Les demandes de consultation qui ne répondraient pas aux cas prévus par la loi peuvent être en principe punies de cinq ans d’emprisonnement et de 300 000 € d’amende et un enregistrement des demandes de consultation est assuré pendant trois ans pour éviter les abus.
L’ACCÈS AUX ANTÉCÉDENTS JUDICIAIRES DES PROFESSIONNELS EN CONTACT AVEC LES MINEURS
Faisant suite à une affaire d’atteintes sexuelles sur mineurs commises par des chauffeurs de bus scolaires, des précisions ont été apportées par le garde de Sceaux en réponse à la question d’un parlementaire portant sur l’accès au casier judiciaire de tels professionnels pouvant être en contact avec des mineurs (10). A cette occasion, la nécessité de porter à la connaissance des employeurs de personnes en contact avec les mineurs les antécédents judiciaires des postulants a été rappelée, ainsi que les dispositifs dérogatoires prévus dans ce sens en ce qui concerne l’accès au bulletin n° 2 du casier judiciaire. Le garde des Sceaux a toutefois reconnu que les chauffeurs employés comme chauffeurs de bus scolaires par des sociétés privées n’entraient pas dans les prévisions spécifiques d’accès au bulletin n° 2. Il était toutefois renvoyé dans ce cas aux dispositions du Fijais, étant précisé que « les maires, les présidents de conseil général et les présidents de conseil régional sont également destinataires, par l’intermédiaire des préfets, des informations contenues dans le fichier, pour les décisions administratives [...] concernant des activités ou des professions impliquant un contact avec les mineurs, ainsi que pour le contrôle de l’exercice de ces activités ou professions. Dans ce cadre, les antécédents des chauffeurs de bus scolaires peuvent être vérifiés. »

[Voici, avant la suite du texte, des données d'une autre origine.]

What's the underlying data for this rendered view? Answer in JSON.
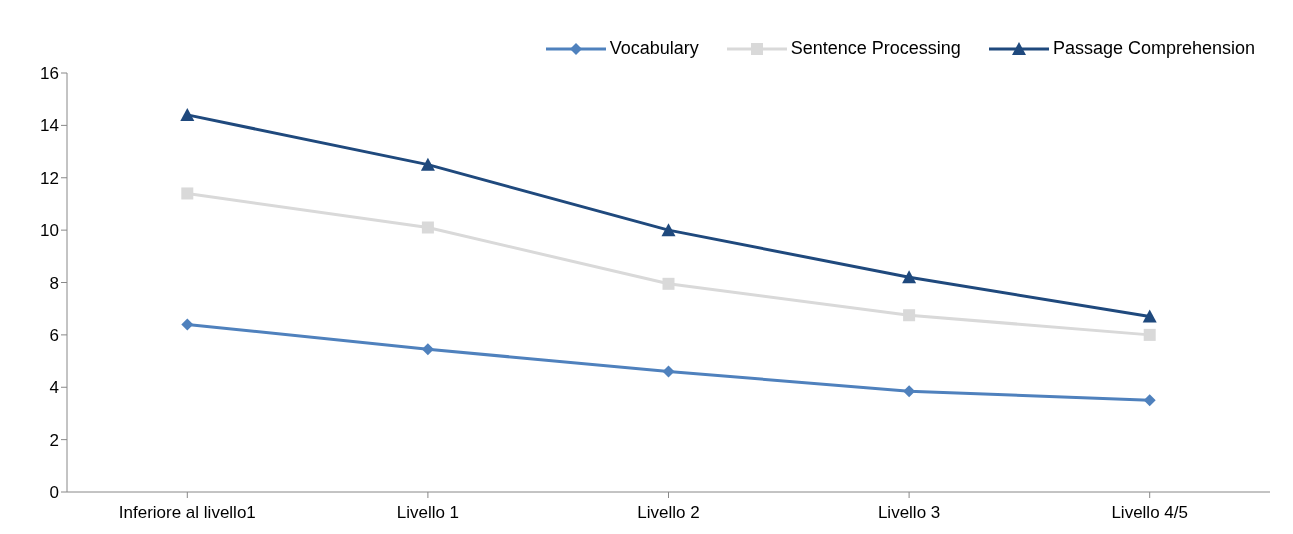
{
  "chart_data": {
    "type": "line",
    "categories": [
      "Inferiore al livello1",
      "Livello 1",
      "Livello 2",
      "Livello 3",
      "Livello 4/5"
    ],
    "series": [
      {
        "name": "Vocabulary",
        "color": "#4f81bd",
        "marker": "diamond",
        "values": [
          6.4,
          5.45,
          4.6,
          3.85,
          3.5
        ]
      },
      {
        "name": "Sentence Processing",
        "color": "#d9d9d9",
        "marker": "square",
        "values": [
          11.4,
          10.1,
          7.95,
          6.75,
          6.0
        ]
      },
      {
        "name": "Passage Comprehension",
        "color": "#1f497d",
        "marker": "triangle",
        "values": [
          14.4,
          12.5,
          10.0,
          8.2,
          6.7
        ]
      }
    ],
    "ylim": [
      0,
      16
    ],
    "yticks": [
      0,
      2,
      4,
      6,
      8,
      10,
      12,
      14,
      16
    ],
    "grid": false,
    "legend": "top right",
    "line_style": "solid"
  }
}
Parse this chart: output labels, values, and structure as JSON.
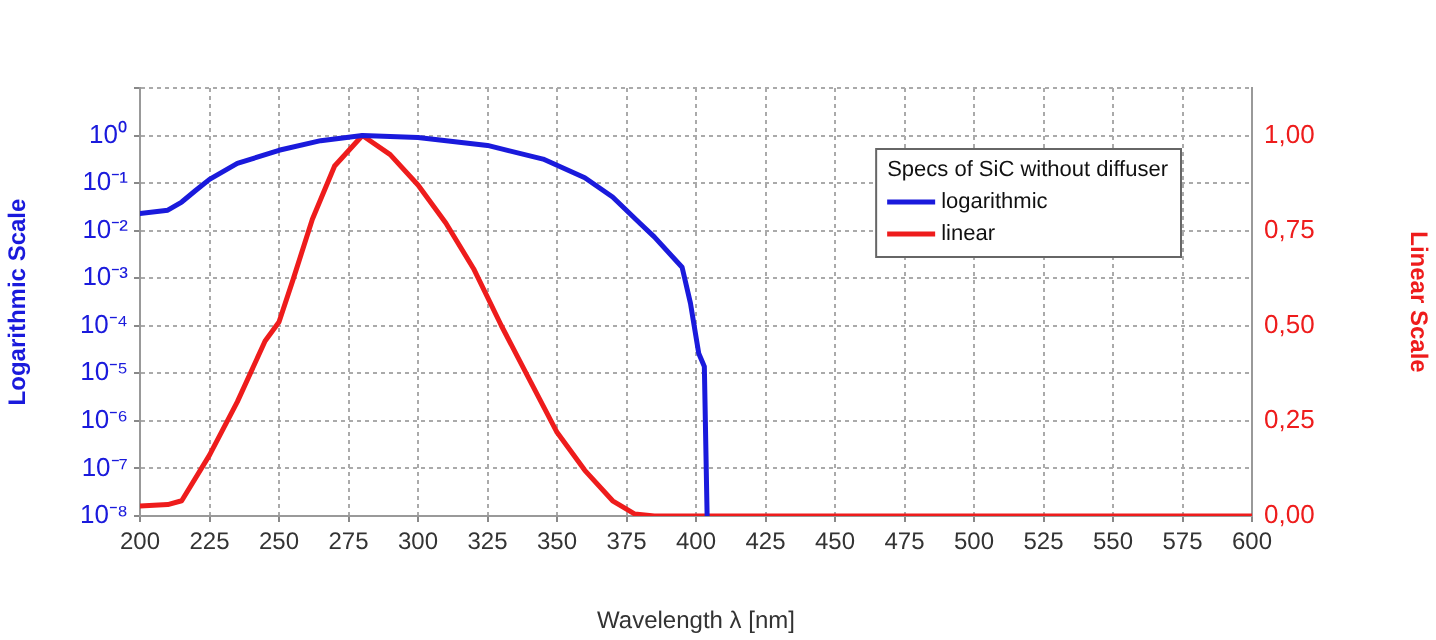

Il se confirme ainsi que le Fijais est une source d’information plus efficace, mais aussi beaucoup moins confidentielle, que le bulletin n° 2 du casier judiciaire quant aux antécédents judiciaires des auteurs d’infractions sexuelles.
(1)
Crim, 21 janvier 2009, n° 08-84.001, Juris-Data n° 2009-047167.
(2)
Décision n° 2004-492 du 2 mars 2004.
(3)
CEDH 17 déc. 2009, nos 22115/06, 5535/06, 16428/05.
(4)
Voir http://www.cnil.fr
(5)
A partir de l’âge de 13 ans et uniquement pour les crimes pour les mineurs de moins de 16 ans, en vertu de la décision du Conseil constitutionnel n° 20046492 DC du 2 mars 2004, cf. Gebler L., Guitz I., « Le traitement judiciaire de la délinquance des mineurs », supplément ASH, mars 2007, p. 92.
(6)
Une boîte postale spécifique, à l’intitulé volontairement anonyme, étant dédiée tant aux partenaires du Fijais qu’aux personnes inscrites : ministère de la Justice, SGFD, 107, rue du Landreau, BP 22406, 44324 Nantes cedex 3.
(7)
Circulaire DACG n° CRIM 08-16/Q du 29 octobre 2008, BOMJ n° 2008/6 du 30-12-08.
(8)
Notamment les décrets n° 2008-1023 du 6 octobre 2008, JO du 7-10-08 et n° 2010-344 du 31 mars 2010, JO du 1-04-2010.
(9)
Délibération n° 2007-326 du 8 novembre 2007 de la CNIL portant avis sur un projet de décret en Conseil d’Etat modifiant la partie réglementaire du code de procédure pénale et relatif au fichier judiciaire national automatisé des auteurs d’infractions sexuelles ou violentes (Fijais) et au casier judiciaire national automatisé, JO du 7-10-08.
(10)
Réponse du garde des Sceaux à la question écrite n° 50554 de Jacques Remiller, député (UMP) de l’Isère, JOAN(Q) du 1-09-09.